Read the trend, not the snapshot. A single flaky verdict is noise; a test that flakes in 3 of the last 20 builds is a stable signal. Stream both counts into historical flakiness tracking analytics so the verdict survives across builds. Escalate to quarantine when a test’s rolling flake rate exceeds your SLO budget for two consecutive windows — escalating on a single spike just churns the suite.

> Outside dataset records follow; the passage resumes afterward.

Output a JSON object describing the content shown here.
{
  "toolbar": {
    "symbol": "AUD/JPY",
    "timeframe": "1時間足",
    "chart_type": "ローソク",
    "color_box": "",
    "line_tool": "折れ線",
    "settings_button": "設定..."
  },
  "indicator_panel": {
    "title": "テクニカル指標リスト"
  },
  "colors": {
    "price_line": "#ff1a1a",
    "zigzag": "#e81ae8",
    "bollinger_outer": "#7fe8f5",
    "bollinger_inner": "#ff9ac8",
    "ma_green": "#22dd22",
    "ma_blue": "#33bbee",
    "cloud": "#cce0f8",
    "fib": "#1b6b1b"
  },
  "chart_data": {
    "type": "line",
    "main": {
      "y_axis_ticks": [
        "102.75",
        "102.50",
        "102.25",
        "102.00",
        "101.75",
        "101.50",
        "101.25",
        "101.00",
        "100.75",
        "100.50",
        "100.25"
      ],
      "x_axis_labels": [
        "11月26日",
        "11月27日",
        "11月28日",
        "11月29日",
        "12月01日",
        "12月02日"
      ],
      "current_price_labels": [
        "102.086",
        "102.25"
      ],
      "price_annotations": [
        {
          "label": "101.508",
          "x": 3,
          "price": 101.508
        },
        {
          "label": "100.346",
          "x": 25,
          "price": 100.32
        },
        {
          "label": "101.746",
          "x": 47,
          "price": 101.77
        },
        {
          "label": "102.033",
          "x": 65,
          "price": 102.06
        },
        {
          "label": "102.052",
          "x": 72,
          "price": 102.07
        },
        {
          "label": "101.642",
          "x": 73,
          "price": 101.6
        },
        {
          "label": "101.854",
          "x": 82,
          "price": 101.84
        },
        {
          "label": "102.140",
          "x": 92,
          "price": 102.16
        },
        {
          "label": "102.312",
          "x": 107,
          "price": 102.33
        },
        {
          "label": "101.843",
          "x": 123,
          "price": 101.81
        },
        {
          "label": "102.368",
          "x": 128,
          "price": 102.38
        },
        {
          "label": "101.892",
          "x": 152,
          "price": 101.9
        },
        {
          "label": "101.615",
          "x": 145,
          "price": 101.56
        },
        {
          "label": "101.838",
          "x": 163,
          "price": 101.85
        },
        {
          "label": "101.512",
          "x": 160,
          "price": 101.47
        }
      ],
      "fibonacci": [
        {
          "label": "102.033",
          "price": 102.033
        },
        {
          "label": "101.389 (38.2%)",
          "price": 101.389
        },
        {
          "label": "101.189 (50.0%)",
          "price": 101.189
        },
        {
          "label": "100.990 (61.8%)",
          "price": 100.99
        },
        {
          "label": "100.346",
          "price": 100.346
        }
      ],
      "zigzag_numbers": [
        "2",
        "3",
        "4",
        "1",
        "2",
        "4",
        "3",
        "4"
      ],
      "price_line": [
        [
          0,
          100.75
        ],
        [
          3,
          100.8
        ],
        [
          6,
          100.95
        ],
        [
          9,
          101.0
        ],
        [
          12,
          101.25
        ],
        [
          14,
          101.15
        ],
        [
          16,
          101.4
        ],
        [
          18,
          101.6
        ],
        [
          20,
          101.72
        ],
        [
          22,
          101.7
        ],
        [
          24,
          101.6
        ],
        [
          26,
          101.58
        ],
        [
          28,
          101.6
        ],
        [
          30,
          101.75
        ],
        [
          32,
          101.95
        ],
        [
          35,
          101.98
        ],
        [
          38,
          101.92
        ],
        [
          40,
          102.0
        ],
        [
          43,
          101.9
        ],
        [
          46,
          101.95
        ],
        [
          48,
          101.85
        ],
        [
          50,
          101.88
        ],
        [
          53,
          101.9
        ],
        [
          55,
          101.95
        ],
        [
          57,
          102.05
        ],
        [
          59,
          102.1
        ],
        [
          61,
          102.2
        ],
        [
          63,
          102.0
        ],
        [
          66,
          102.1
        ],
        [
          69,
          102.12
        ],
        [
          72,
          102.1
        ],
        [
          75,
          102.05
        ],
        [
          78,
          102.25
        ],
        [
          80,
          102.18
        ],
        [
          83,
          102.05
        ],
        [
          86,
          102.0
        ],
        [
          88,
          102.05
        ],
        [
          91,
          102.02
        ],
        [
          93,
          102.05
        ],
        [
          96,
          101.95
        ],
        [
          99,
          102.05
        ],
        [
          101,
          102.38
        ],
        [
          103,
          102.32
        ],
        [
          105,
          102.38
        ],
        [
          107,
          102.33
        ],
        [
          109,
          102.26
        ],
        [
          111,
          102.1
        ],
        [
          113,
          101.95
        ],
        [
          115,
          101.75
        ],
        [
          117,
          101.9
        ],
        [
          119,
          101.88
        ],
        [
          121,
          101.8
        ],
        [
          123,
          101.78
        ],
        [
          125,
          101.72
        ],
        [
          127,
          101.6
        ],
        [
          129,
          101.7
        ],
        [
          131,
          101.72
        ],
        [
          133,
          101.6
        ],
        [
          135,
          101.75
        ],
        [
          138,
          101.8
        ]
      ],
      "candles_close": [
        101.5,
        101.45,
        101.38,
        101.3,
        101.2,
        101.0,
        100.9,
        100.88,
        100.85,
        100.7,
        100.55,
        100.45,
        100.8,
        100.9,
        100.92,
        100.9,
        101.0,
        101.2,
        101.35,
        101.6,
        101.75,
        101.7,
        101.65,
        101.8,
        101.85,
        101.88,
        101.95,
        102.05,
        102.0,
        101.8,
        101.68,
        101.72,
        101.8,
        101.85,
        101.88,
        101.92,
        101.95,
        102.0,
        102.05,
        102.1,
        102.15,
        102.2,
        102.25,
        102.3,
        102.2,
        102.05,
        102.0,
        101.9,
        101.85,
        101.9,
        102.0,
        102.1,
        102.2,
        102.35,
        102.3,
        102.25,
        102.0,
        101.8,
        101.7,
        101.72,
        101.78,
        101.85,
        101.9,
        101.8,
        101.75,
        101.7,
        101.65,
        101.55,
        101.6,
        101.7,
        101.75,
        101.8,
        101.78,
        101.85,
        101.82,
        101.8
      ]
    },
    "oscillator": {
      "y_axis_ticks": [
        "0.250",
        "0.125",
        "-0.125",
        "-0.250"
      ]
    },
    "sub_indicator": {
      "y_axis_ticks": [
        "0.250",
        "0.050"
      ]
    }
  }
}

Common pitfalls & mitigations #

  • Treating Playwright retry-passes as plain green. They are not — preserve the flaky status into your report or you lose every detection signal. Mitigation: always parse status, never just exit codes.
  • Inferring Cypress flakiness from exit code alone. A passed-after-retry spec exits 0, hiding the flake. Mitigation: parse attempts[] from the JSON/mochawesome report.
  • Cross-shard state bleed read as flakiness. Shared DB rows or seeds across Playwright shards mimic nondeterminism. Mitigation: isolate fixtures per worker and per shard.
  • Comparing the two runners on raw failure counts. The retry semantics differ, so raw counts are not comparable. Mitigation: normalize to a rolling flake-rate percentage.
  • Storing every trace. trace: 'on' explodes artifact storage. Mitigation: use on-first-retry so only suspect runs persist.

Frequently Asked Questions #

Q: Does Playwright’s built-in flaky status mean I do not need a detection pipeline? A: It removes the classification step, but you still need to aggregate verdicts across runs, persist history, and trigger quarantine. The flag is the input to detection, not a replacement for it.

Q: Can I get a native flaky verdict in Cypress without Cypress Cloud? A: Not a first-class one. You derive it by parsing attempts[] from the JSON or mochawesome reporter — a passed test with more than one attempt is your flake signal. Cypress Cloud adds hosted analytics on top of that same data.

Q: Which runner makes root-cause triage faster? A: Playwright’s single trace.zip (DOM snapshots, network, console in one viewer) is generally faster to triage than Cypress’s separate video and screenshot artifacts, especially for network-driven flakes.